Artigo: Diálogo do Boêmio com a Morte.

A vida de um Boêmio é como um sonho dentro de outro sonho ou um pesadelo dentro de outro pesadelo depois de uma boa farra. É uma mistura de ficção e de realidade, ou de coisas reais e abstratas, de quimeras, ilusões e esperanças, quase sempre não realizadas.

A morte, sempre será sua companheira nas noites de insônia.

O Boêmio é um ser ímpar! Sempre protegido “unicamente” pelo seu parceiro universal que também é poeta, (Deus). A crença de que: “Deus protege os loucos e os bêbados” é antiga e inabalável. E parece ser verdade, Deus conhece suas fragilidades e seus corações desprovidos de maldade.

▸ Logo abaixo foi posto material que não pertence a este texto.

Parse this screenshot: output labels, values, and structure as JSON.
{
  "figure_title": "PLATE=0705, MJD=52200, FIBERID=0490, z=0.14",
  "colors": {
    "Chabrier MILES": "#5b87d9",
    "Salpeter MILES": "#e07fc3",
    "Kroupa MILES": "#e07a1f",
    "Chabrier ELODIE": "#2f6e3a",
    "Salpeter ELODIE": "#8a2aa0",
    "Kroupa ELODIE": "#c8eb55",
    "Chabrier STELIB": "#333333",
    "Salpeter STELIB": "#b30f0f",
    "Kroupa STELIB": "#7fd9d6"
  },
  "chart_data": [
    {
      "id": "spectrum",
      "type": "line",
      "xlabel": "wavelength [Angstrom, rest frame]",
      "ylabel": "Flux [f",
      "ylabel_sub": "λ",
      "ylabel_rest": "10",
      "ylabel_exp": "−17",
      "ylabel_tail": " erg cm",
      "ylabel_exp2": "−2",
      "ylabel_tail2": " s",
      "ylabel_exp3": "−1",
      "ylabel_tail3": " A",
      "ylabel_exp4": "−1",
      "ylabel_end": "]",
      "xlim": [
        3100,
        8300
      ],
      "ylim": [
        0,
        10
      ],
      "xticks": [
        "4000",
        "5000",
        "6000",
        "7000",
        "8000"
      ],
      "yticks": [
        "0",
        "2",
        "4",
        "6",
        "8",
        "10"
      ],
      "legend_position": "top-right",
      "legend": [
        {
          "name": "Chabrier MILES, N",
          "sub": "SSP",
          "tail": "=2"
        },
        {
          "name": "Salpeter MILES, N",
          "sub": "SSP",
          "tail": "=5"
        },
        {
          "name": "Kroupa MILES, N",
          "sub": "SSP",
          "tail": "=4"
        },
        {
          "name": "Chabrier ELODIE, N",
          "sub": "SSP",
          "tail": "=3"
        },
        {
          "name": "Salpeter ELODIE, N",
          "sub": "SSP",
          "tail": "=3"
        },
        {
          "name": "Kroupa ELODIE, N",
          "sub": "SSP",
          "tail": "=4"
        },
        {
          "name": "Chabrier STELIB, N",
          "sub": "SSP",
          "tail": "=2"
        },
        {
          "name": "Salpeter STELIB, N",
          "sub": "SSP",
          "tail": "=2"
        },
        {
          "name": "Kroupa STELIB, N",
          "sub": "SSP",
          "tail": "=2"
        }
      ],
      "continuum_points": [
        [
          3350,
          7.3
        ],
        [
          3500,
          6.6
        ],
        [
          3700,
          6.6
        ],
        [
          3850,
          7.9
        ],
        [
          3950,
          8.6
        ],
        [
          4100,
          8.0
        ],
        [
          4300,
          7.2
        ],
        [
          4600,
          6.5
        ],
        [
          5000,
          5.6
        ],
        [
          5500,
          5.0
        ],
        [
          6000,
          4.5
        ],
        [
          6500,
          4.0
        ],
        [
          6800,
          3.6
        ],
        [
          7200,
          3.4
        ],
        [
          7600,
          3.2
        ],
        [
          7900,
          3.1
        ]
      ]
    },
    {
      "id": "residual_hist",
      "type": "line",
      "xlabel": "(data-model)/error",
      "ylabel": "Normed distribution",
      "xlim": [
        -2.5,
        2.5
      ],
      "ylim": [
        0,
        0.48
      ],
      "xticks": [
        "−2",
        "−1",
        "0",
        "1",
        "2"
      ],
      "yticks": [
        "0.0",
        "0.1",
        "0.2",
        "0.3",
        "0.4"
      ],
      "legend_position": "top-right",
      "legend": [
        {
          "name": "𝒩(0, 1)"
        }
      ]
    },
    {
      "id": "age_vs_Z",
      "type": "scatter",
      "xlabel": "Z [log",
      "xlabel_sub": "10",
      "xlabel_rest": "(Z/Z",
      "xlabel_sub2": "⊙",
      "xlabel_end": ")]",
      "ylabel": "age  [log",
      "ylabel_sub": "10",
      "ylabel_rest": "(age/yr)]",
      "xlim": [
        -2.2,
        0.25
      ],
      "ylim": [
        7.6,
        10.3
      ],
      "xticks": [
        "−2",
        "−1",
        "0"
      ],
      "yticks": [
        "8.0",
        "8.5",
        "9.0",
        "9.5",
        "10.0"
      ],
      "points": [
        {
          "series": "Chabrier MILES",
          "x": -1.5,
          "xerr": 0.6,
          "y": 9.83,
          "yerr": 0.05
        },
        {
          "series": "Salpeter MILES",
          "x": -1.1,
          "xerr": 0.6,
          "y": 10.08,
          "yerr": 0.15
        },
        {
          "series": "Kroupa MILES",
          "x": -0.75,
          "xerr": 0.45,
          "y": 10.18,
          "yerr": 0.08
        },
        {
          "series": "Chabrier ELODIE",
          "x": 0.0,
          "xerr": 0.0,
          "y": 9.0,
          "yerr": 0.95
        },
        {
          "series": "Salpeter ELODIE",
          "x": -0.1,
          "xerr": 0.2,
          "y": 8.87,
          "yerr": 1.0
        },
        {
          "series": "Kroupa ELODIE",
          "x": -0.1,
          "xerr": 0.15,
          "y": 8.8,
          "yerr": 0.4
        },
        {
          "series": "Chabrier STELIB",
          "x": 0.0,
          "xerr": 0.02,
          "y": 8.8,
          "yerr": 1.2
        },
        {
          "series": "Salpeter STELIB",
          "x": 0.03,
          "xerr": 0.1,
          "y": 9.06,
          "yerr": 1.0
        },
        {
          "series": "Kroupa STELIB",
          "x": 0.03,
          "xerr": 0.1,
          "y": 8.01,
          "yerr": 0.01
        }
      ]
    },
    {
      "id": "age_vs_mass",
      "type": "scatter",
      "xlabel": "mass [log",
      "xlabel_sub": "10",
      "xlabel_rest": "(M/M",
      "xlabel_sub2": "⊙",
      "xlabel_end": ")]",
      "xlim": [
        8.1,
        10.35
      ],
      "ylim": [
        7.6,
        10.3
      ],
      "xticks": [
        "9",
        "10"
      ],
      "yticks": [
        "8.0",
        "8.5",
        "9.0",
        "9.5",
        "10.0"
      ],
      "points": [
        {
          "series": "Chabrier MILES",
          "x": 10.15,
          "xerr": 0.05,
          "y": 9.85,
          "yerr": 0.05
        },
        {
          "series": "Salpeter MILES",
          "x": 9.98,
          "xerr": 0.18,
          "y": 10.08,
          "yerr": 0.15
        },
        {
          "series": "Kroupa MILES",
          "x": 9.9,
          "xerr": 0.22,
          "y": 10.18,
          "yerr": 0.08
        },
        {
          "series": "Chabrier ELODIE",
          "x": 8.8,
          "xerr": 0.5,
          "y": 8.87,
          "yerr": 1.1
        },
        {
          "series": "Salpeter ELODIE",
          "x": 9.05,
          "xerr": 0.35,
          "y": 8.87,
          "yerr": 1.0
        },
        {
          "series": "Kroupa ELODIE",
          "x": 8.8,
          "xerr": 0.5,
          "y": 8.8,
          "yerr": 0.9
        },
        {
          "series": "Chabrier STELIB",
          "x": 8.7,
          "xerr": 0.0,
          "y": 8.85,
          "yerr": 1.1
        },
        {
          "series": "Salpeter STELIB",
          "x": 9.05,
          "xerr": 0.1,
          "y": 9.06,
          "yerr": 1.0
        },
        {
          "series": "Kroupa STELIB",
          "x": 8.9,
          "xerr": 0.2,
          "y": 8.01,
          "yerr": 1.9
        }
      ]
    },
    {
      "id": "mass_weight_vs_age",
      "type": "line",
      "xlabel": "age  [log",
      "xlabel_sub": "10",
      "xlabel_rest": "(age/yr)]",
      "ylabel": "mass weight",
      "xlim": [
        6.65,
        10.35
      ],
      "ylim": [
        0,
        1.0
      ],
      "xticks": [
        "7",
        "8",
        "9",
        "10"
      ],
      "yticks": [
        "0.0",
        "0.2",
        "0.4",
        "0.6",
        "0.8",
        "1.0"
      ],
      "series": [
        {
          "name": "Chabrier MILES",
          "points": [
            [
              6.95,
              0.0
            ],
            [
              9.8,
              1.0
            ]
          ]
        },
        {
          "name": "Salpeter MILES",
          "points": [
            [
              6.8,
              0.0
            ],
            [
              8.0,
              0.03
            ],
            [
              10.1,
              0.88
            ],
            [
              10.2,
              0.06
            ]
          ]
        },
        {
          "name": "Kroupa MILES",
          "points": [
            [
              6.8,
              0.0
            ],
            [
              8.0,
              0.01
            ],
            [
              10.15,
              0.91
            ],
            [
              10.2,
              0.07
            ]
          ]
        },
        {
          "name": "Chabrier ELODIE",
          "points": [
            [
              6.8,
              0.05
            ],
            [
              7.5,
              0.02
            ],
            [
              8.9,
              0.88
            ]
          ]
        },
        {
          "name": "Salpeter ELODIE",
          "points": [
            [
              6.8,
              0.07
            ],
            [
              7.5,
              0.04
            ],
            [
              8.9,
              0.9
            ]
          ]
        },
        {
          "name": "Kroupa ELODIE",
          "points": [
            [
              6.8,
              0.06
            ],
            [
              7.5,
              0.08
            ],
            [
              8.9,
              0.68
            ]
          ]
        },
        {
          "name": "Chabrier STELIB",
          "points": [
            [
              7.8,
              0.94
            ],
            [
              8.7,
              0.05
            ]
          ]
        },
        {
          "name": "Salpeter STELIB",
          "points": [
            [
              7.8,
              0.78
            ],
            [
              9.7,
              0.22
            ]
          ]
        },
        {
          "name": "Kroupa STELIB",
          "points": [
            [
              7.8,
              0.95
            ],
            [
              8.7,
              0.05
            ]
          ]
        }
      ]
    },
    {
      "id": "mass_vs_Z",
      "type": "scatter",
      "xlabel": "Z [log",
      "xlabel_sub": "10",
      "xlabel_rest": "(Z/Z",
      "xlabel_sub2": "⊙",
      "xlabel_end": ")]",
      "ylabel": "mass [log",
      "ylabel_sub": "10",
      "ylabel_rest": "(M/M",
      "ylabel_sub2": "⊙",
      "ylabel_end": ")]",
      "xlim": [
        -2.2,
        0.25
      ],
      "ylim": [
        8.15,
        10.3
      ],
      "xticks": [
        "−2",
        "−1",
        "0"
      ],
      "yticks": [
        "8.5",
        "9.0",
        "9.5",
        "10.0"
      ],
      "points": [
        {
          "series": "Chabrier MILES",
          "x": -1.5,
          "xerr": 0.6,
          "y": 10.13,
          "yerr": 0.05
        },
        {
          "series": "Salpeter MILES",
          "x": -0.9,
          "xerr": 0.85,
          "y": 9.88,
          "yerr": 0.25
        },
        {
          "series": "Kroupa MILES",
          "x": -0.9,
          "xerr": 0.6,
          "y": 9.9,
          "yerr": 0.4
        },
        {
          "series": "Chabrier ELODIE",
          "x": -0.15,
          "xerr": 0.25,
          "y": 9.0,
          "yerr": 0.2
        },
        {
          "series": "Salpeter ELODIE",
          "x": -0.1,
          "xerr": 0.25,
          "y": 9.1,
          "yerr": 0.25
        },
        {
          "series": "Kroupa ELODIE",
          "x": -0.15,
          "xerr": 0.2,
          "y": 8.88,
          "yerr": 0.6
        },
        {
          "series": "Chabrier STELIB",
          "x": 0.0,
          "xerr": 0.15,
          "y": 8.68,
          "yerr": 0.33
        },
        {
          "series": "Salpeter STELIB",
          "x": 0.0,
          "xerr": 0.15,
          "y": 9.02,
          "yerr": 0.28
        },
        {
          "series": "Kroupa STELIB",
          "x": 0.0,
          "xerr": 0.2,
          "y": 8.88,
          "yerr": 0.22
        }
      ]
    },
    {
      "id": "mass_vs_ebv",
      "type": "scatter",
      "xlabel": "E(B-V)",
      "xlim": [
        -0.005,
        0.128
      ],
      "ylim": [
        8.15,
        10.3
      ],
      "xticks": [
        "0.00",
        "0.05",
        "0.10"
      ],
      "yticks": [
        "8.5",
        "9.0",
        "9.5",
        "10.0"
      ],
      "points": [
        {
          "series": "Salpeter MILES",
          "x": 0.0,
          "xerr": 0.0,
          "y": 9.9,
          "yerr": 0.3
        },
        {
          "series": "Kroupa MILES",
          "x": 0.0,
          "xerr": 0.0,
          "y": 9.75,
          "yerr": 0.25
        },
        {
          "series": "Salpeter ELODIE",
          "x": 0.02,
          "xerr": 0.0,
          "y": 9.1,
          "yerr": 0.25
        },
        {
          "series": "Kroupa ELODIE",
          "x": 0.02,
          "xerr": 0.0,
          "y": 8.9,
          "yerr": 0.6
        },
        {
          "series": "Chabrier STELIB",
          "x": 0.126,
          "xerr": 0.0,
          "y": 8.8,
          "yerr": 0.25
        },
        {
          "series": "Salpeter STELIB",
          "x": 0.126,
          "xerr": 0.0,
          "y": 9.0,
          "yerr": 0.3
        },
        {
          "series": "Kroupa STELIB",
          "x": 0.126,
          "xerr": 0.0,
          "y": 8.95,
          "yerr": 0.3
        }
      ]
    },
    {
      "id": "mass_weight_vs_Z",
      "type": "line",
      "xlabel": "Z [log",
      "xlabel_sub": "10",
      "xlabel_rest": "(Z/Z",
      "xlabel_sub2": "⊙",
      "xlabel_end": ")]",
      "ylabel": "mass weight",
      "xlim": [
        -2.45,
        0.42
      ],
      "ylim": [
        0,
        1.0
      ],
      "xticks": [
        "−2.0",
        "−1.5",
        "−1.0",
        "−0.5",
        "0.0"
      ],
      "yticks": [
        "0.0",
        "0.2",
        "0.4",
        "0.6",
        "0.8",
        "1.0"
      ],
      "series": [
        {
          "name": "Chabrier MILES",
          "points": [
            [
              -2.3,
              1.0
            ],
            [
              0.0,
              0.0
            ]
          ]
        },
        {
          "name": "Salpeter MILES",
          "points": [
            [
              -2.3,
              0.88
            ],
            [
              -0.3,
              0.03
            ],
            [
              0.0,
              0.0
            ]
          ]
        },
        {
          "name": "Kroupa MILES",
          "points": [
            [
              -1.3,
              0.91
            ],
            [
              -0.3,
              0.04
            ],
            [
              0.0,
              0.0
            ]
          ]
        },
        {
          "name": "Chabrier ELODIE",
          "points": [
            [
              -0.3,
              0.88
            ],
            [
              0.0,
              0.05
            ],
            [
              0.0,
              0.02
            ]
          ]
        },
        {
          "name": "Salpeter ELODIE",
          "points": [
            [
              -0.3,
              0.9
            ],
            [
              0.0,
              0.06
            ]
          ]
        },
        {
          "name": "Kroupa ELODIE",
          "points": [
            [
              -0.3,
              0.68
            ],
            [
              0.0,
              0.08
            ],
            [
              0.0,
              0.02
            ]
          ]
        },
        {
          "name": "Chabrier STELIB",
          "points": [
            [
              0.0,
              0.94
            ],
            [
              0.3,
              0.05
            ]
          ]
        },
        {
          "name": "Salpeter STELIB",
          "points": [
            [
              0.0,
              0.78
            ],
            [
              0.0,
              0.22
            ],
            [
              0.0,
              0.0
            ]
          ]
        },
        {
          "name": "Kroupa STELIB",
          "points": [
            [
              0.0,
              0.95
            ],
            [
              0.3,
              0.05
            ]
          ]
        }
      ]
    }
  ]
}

O mundo através dos tempos vem sendo desafiado pelas doenças! O homem com sua frágil ciência vem travando grandes batalhas com a morte, ganha umas e perde outras. E tudo leva a crer que a muquirana tem se esquecido dos boêmios, dos poetas e dos velhos, que estão vivendo cada vez mais.

Num passado não muito distante a falta de higiene deu origem a verdadeiros monstros a que chamavam de pestes ou epidemias, como a lepra ou hanseníase, as famosas pragas da Europa medieval, e outros tipos de pestes e gripes, que quase devastaram com a humanidade na época. Hoje a ciência do homem reconhece que a maioria destes males tem origem na ingestão da carne e da convivência com os animais hospedeiros das pestes. Só que o homem nunca parou de matá-los para saciar sua fome…

No final do mês de maio de 2010 me preparei para vacinar contra a gripe, isto, numa sexta-feira. Mas, como na quinta tinha tomado um porre dos diabos, já amanheci com o vírus da gripe H1N1 ou influenza A, e não pude ir vacinar. Na noite de sábado a situação se complicou e eu não pude mais respirar. Aí, comecei a falar com Deus pedindo socorro e perdão pelos meus pecados. Para minha surpresa! Quem estava em pé na beira da minha cama! Ela mesma, a morte com sua foice na mão! Estremeci-me todo, levantei, depois calmamente sentei na cama e perguntei a ela: O que você quer? Ela respondeu, dizendo: – Vim atender teu chamado e levantou a estrovenga, rápido, agarrei o seu braço com força e perguntei: – E o nosso trato de eu viver até os oitenta anos? Você não vai cumprir?   Ao que ele respondeu! Quem quebrou o trato foi você, que está fazendo tudo que pode e que não pode – fumando, bebendo, perdendo noites e achando que ainda é um menino. Respondi em cima da bucha! Eu não Senhora: Trato é trato. Eu ainda preciso cuidar de meus filhos e de meus netos, e do meu amor que está aqui dormindo ao meu lado!

Ao que ela respondeu: Está tudo bem! Vou te dar mais uma chance, por causa dela; que mesmo sabendo que tu não presta ainda te ama, pois, quanto mais ela te ama, mais ela vai sofrer. Mas, tem uma coisa!!!… Vais ter que deixar o cigarro e as extravagâncias! Não chega o teu tempo de juventude? Ao que eu respondi de pronto! Combinado! Só que agora quero mais dez anos, quero chegar aos noventa anos, certo? – ela disse: Esse trato não é comigo, é com aquele que te criou e a quem tu pede socorro quando me aproximo de ti, e já foram muitas vezes que ele te salvou! Já te esqueceu?  – Negativo lembro-me de tudo: Ao que ela retrucou: – Agora vou indo que tem um avião caindo com mais de quatrocentos passageiros na Líbia, depois falaremos de novo. Até breve, – eu aliviado, respondi com veemência: – Até breve coisa nenhuma, esqueça que eu existo. Ela botou a estrovenga no ombro e disse: Veremos…

Este papo com a velha da foice não podia deixar de ser registrado para lembrar de que no mundo tudo é possível e de um tudo há! E olhe que este não foi o nosso primeiro encontro.

E de que, nada é impossível para Deus, que sempre está disposto a ajudar seus parceiros preferidos, os Poetas Boêmios.